Both sides were quick to use different opinion polls for their own ends and there were enough of them to give comfort to just about anybody wherever they were situated on the spectrum of the debate.
However on balance, opinion polls suggested that most Americans were lukewarm on the health care reform bill.
Much of the opposition might have come from the fact that Republicans had spread a lot of misinformation about it (‘death panels’ being one obvious one) but despite that, opponents of the bill could argue that they had the will of the people at heart.
Supporters of the bill could argue that governing is a lot more complex than just acting on the latest opinion poll.
Both sides had a point, although those who use opinion polls to press their arguments would have to be prepared to do so all the time, even when the weight of public opinion is not on their side.
The peculiar nature of opinion polls was brought home to me by an American political writer who noted that in reality, the fact that there was substantial opposition to the health care bill was merely a very temporary reflection of the situation.

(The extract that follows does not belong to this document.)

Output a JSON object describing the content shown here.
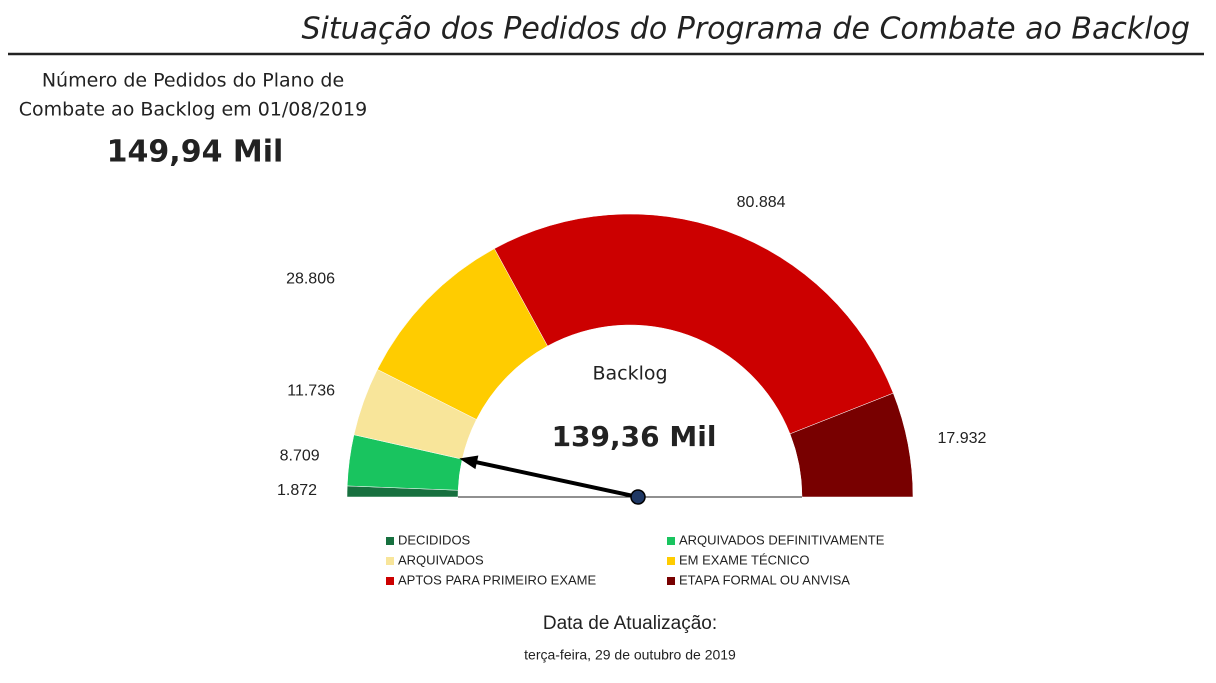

Once health care reform was passed, opinion polls changed to reflect this and the tables were turned. In other words, the percentage of people favorable to the bill increased once the bill was passed. In passing, it gained the kind of legitimacy that it did not have before.
And that’s one of the things I’ve always found so fascinating about opinion polls- how fluid they are, and how complex an endeavor it is to create them.

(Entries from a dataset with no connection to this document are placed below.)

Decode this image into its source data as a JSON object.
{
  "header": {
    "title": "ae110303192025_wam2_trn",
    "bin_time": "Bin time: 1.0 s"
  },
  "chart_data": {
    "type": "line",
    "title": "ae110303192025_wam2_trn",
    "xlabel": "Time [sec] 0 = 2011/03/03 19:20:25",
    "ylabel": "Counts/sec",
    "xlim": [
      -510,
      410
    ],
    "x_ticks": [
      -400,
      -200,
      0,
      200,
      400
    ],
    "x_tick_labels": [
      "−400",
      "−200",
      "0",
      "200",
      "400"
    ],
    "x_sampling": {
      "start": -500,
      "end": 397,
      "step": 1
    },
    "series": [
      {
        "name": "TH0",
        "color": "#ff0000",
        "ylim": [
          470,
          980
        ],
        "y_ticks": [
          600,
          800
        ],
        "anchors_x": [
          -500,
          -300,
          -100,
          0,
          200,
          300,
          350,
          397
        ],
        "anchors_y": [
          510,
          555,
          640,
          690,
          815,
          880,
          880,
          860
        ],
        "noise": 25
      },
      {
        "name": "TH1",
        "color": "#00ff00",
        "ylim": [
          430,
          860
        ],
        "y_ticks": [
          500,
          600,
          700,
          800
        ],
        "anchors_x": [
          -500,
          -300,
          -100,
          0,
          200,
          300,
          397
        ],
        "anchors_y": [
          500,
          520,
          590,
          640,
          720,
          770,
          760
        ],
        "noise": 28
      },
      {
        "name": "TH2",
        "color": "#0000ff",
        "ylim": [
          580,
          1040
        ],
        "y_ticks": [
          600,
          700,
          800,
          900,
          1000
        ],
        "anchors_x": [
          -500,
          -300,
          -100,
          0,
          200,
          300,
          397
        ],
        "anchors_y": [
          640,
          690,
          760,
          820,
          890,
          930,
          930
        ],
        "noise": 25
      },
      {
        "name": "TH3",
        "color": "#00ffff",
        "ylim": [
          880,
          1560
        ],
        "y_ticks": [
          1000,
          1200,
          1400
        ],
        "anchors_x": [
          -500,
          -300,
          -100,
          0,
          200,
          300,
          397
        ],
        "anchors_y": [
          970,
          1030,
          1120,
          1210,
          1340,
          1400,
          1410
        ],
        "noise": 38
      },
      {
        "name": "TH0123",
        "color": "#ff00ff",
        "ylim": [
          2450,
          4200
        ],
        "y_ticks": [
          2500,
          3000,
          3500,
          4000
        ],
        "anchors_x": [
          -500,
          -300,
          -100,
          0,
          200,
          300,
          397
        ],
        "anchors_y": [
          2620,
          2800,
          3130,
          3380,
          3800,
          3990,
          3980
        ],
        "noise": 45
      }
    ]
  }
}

In a world of randomness, opinion polls give us a glorious example of mankind’s desire to make patterns out of chaos. It is an admirable undertaking, despite the fact that such polls are often turned into political footballs.

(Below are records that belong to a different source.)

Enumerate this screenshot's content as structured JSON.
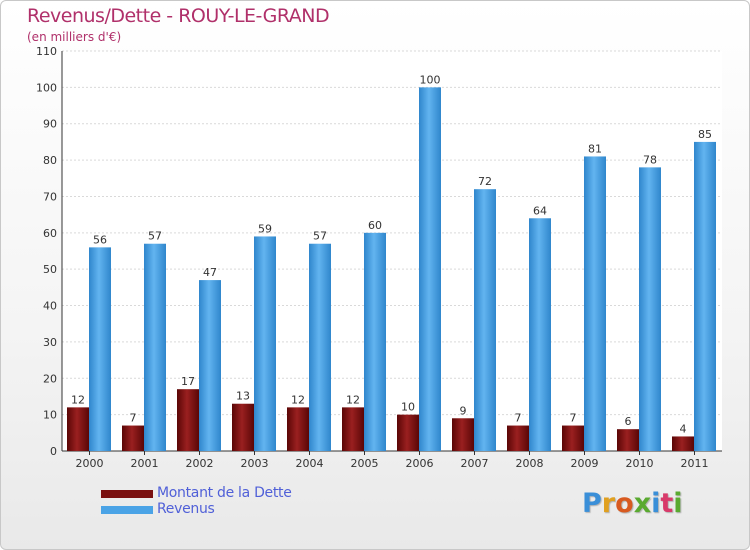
{
  "chart_data": {
    "type": "bar",
    "title": "Revenus/Dette - ROUY-LE-GRAND",
    "subtitle": "(en milliers d'€)",
    "xlabel": "",
    "ylabel": "",
    "ylim": [
      0,
      110
    ],
    "yticks": [
      0,
      10,
      20,
      30,
      40,
      50,
      60,
      70,
      80,
      90,
      100,
      110
    ],
    "grid": true,
    "legend_position": "bottom-left",
    "categories": [
      "2000",
      "2001",
      "2002",
      "2003",
      "2004",
      "2005",
      "2006",
      "2007",
      "2008",
      "2009",
      "2010",
      "2011"
    ],
    "series": [
      {
        "name": "Montant de la Dette",
        "color": "#7a1010",
        "values": [
          12,
          7,
          17,
          13,
          12,
          12,
          10,
          9,
          7,
          7,
          6,
          4
        ]
      },
      {
        "name": "Revenus",
        "color": "#4aa3e6",
        "values": [
          56,
          57,
          47,
          59,
          57,
          60,
          100,
          72,
          64,
          81,
          78,
          85
        ]
      }
    ]
  },
  "logo": {
    "text": "Proxiti",
    "letter_colors": [
      "#3a8fd8",
      "#e0a020",
      "#d85a20",
      "#5aaa30",
      "#3a8fd8",
      "#d83a6a",
      "#5aaa30"
    ]
  }
}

But opinion polls face a few problems as accurate gauges of conveying what people think. For one, they are unlikely to reveal the information gap between decision-makers and the public.
The random sample of the population doesn’t reveal how much people know, and prejudice is judged as highly as objectivity.
This becomes an obvious problem once politicians try to play ‘follow the polls’ politics. Infact if one was being uncharitable, it could be said that one thing opinion polls truly gauge is how little people know about what is going on.
And this rarely gives politicians an incentive to govern better.
Furthermore, as I noted earlier, opinion polls can be very temporary constructs that can change for the simplest of reasons.
With the health care bill, the numbers shifted dramatically after it passed and it seemed like the United States had been behind it all along. Yet somehow the fact that the bill was passed was deemed a good enough reason for many to change their minds.
If that is the way a certain percentage of the public make their decisions, those in power could see unfriendly opinion polls as a minor inconvenience.
As long as they can handle all the behind-the-scenes political maneuvering to get an unpopular bit of legislation passed, then they will feel that the public will fall in line soon after.
Of course opinion polls can never be a true reflection of what society thinks. They can never reveal any underlying issues that motivate people’s ideas or the psychological quirks that would provide helpful commentary.
Despite those flaws, I think it is a very interesting insight into how governance and public will interact, and it forces us to confront what public opinion really means.